Trying for a check-raise and betting out are both inadequate to the task, since neither option is likely to move your opponent off the dime, and that negates the very reason you make a choice in the first place. If you're the guy with the pair of jacks, you want to either push your opponent out of the pot or pull him into it as long as he's paying too high a price to play. But if neither weapon is up to the task, it's not the decision that's tough, it's the inadequacy of the options available to the player initiating the action. You know what you want to do, but you just can't get it done with the tools at hand.
From where does this inadequacy stem? It's part and parcel of the game's structure. If you were to modify limit hold'em so that bets prior to the flop were one unit, bets on the flop were two or three units, and bets on the turn and river were four or five units, you'd have an entirely different game. Deciding what to do when you flop a pair of jacks in early position and want to protect your hand would be easier. Much of the time you could bet a sufficient amount to make drawing incorrect, and if that were the case, you'd win if your opponent folded. In addition, you'd have a positive long-term expectation if he called when the price was just too high to justify it.

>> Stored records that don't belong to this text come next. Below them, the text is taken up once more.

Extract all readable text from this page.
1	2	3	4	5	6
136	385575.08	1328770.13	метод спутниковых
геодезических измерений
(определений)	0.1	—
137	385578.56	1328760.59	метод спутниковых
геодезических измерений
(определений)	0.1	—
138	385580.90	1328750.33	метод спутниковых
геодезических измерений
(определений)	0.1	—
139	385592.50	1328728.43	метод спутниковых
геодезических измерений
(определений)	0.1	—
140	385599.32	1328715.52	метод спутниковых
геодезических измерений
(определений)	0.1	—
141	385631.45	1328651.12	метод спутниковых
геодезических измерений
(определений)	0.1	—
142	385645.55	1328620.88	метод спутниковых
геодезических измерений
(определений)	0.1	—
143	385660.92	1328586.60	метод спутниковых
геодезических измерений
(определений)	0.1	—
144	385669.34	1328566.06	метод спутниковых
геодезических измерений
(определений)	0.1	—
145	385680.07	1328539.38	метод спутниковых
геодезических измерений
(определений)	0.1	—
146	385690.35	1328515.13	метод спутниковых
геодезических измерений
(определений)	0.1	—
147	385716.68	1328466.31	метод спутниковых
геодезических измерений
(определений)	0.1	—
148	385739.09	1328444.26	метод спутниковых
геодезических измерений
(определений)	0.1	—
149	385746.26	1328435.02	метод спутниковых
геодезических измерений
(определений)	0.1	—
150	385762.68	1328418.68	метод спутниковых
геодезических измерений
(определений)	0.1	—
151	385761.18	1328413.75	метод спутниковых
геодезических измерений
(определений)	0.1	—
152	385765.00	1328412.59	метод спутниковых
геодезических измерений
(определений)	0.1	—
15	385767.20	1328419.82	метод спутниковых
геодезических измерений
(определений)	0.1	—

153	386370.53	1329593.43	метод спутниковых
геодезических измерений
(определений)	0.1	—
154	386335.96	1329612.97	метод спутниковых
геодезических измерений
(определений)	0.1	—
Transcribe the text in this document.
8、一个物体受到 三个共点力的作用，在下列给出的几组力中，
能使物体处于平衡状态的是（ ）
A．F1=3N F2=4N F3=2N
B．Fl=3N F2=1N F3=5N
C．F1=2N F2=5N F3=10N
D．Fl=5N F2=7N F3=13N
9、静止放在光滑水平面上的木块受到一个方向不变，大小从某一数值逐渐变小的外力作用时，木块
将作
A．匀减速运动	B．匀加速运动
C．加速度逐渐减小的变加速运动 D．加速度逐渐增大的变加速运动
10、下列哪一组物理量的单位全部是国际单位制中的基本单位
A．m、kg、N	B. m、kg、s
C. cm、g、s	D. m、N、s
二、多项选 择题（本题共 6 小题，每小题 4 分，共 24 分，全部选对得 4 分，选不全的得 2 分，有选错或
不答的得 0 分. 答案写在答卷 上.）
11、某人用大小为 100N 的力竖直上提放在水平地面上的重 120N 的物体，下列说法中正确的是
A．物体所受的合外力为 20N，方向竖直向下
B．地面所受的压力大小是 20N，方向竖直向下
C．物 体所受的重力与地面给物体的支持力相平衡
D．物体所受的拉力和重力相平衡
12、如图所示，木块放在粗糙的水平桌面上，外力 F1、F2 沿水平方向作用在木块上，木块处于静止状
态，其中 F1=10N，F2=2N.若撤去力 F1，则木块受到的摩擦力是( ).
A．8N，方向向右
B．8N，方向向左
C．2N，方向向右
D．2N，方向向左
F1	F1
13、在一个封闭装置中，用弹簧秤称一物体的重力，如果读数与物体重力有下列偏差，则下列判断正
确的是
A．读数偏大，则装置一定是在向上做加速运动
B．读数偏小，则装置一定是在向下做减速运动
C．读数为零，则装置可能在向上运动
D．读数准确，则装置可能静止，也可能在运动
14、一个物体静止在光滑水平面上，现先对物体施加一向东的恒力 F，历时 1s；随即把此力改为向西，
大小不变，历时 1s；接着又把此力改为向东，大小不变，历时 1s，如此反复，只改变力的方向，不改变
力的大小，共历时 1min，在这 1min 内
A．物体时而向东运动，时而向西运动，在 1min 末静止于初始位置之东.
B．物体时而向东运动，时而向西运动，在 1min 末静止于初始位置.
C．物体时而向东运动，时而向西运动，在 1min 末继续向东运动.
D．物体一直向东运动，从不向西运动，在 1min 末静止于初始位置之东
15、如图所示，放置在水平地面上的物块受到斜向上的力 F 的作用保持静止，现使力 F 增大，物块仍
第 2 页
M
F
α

The question of whether limit or big-bet hold'em is more difficult has been around for a while, and it's not going away anytime soon. Big-bet poker creates tough choices because the implications of a wrong decision can be catastrophic, while limit hold'em produces many situations in which none of the options available to a player will enable him to knock an opponent one way or the other.
The recent surge in poker's popularity has produced one possible compromise in game structure: the introduction of no-limit games with a fixed buy-in. These games, in which there's a cap on the amount a player can buy in for – a typical game features blinds of $1-$2, with a maximum buy-in of either $100 or $200 – provide no-limit decision-making and the ability to protect one's hand with a big bet. But because of the cap on the buy-in, they also mitigate the catastrophic nature of a single bad decision. While some players derisively refer to these games as big-bet poker with training wheels, the game structure straddles a middle ground between limit hold'em and real big-bet games.
Does this mean I'm calling for a change in the way Texas hold'em ought to be structured? No, I don't think so – not yet, anyway. But it's an issue worth thinking about, and if the structure of hold'em can be modified to improve the game, everyone benefits at the end of the day.